Elsewhere, Novartis saw stronger performance from its psoriasis drug Cosentyx, another newcomer which Novartis hopes will help drive future revenue. Sales in the second quarter hit $260 million, up from $30 million in the same period a year prior.
Speaking to investors on a call Tuesday, Jimenez called Cosentyx's launch "one of the most successful drug launches in Novartis history," and said the company plans to test the drug head to head against AbbVie's market-leading Humira.
But supporting the launches of Cosentyx and Entresto hasn't come cheap. Increasing spending in marketing and selling both drugs is expected to weigh on core operating income, Novartis said.
Overall net sales for the company were nearly $12.5 billion in Q2, down 2% from a year earlier. Both net income and core profit fell as well.
Increased competition for Gleevec and Lucentis led to double-digit declines for both drugs. Worldwide revenue from Gleevec fell 25% to $891 million, while Lucentis sales were down by 12%.
Net sales from Novartis generics unit Sandoz increased slightly, driven mainly by increased sales volume.

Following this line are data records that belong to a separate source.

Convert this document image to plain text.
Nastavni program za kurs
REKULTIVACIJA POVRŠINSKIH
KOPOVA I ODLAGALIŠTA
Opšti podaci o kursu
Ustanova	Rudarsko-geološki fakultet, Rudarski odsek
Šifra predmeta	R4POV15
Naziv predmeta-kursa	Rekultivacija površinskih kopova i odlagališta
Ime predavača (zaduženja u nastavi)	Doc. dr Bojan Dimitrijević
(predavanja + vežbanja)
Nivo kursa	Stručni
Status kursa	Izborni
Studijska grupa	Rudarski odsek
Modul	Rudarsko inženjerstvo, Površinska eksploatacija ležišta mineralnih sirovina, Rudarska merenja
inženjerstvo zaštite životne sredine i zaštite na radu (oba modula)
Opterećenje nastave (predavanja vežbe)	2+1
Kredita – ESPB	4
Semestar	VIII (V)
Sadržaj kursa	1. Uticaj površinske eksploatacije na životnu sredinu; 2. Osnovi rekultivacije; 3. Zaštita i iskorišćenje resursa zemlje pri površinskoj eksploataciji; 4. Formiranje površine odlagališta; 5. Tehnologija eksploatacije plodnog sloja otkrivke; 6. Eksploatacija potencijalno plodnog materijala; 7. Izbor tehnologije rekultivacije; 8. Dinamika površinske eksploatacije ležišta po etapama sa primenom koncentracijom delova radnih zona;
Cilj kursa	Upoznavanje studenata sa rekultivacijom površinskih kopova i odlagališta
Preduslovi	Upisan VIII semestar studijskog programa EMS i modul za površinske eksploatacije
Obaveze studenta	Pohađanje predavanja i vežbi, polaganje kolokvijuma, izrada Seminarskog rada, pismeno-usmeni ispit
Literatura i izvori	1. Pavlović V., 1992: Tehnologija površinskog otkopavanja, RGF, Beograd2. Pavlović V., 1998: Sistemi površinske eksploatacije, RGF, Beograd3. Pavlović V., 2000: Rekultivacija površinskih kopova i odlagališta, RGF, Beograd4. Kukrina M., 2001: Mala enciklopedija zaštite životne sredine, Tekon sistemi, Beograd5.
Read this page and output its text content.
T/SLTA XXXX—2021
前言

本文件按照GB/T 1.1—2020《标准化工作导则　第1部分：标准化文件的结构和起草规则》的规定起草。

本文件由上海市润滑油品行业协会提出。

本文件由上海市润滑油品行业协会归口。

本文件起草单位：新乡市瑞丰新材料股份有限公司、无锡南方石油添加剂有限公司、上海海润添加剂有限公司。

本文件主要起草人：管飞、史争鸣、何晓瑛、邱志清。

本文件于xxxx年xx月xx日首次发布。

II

But Novartis did disclose a setback for its biosimilars pipeline, indicating Sandoz had received a complete response letter from the Food and Drug Administration for its biosim version of Amgen's Neulasta. The company said it would work closely with the FDA to address its concerns.
Novartis has bet big on the growth of the U.S. biosimilar market and is in late-stage development for four other biosimilars. And an FDA advisory panel recently backed approval of Novartis' version of Amgen's Enbrel, setting up a potential approval later this year.